Results: AIM serum levels were lower in males vs females (3.92±1.38 vs 5.58±1.51, P=0.0005) irrespective of BMI and pubertal status. Also, males with adipocyte size <33 μM had lower serum AIM levels compared to those with ≥33 μM (3.23±1.27 vs 4.27±1.31, P=0.028). Most obese males had higher AIM tissue distribution in the adipocytes (64.7%, P=0.021) and macrophages (88.2%, P=0.024) vs lean males. Particularly, most male obese adolescents (76.9%, P=0.031) had a large (≥33 μM) adipocyte size, small (<80) adipocyte number (83.3%, P=0.023), and lower intensity of macrophage CD40 (P=0.043) with high intensity of adipocyte AIM vs male lean adolescents.

Conclusion: Our study shows the presence of AIM in the adipocytes of children even from an early age. Males showed lower AIM serum levels than the females that were further decreased when the adipocyte size decreased. Obesity in the males was associated with higher tissue AIM distribution in both adipocytes and macrophages.
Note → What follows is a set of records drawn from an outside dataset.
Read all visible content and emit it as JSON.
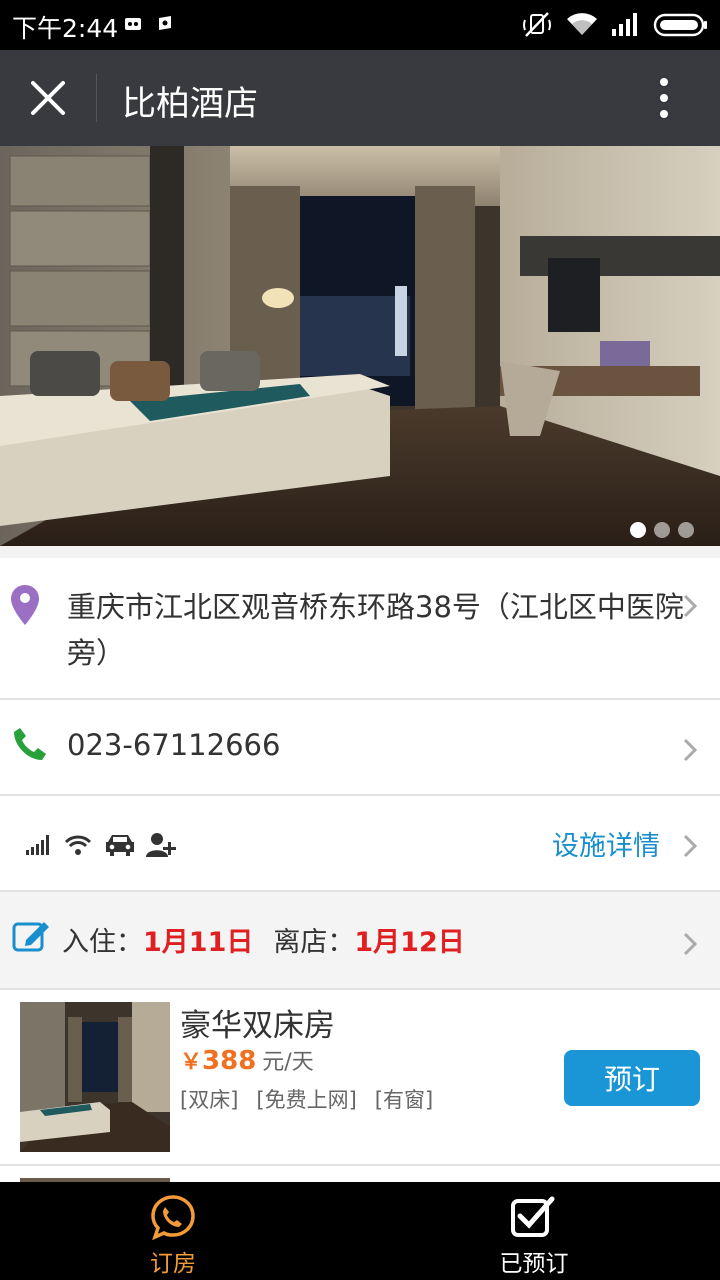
{
  "status_bar": {
    "time": "下午2:44",
    "icons": [
      "notification-icon",
      "notification-icon",
      "mute-icon",
      "wifi-icon",
      "signal-icon",
      "battery-icon"
    ]
  },
  "title_bar": {
    "title": "比柏酒店",
    "close_icon": "close-icon",
    "more_icon": "more-vertical-icon"
  },
  "hero": {
    "slides_total": 3,
    "active_slide": 1
  },
  "address": {
    "text": "重庆市江北区观音桥东环路38号（江北区中医院旁）"
  },
  "phone": {
    "number": "023-67112666"
  },
  "facilities": {
    "icons": [
      "signal-icon",
      "wifi-icon",
      "parking-car-icon",
      "add-user-icon"
    ],
    "link_label": "设施详情"
  },
  "stay": {
    "checkin_label": "入住：",
    "checkin_date": "1月11日",
    "checkout_label": "离店：",
    "checkout_date": "1月12日"
  },
  "rooms": [
    {
      "name": "豪华双床房",
      "currency": "￥",
      "price": "388",
      "unit": "元/天",
      "tags": [
        "[双床]",
        "[免费上网]",
        "[有窗]"
      ],
      "book_label": "预订"
    }
  ],
  "bottom_nav": {
    "items": [
      {
        "label": "订房",
        "icon": "chat-phone-icon",
        "active": true
      },
      {
        "label": "已预订",
        "icon": "checkbox-icon",
        "active": false
      }
    ]
  },
  "colors": {
    "title_bar": "#393a3f",
    "accent_blue": "#1a95d6",
    "price_orange": "#f07020",
    "date_red": "#e02020",
    "nav_active": "#f29b38"
  }
}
Obese adolescent males particularly showed an association of low CD40 (M1 macrophage marker) intensity with high AIM adipocyte intensity suggesting an anti-inflammatory role of AIM in the adipocytes in male adolescents with mild obesity possibly reflecting a protective mechanism against metabolic complications in this age group.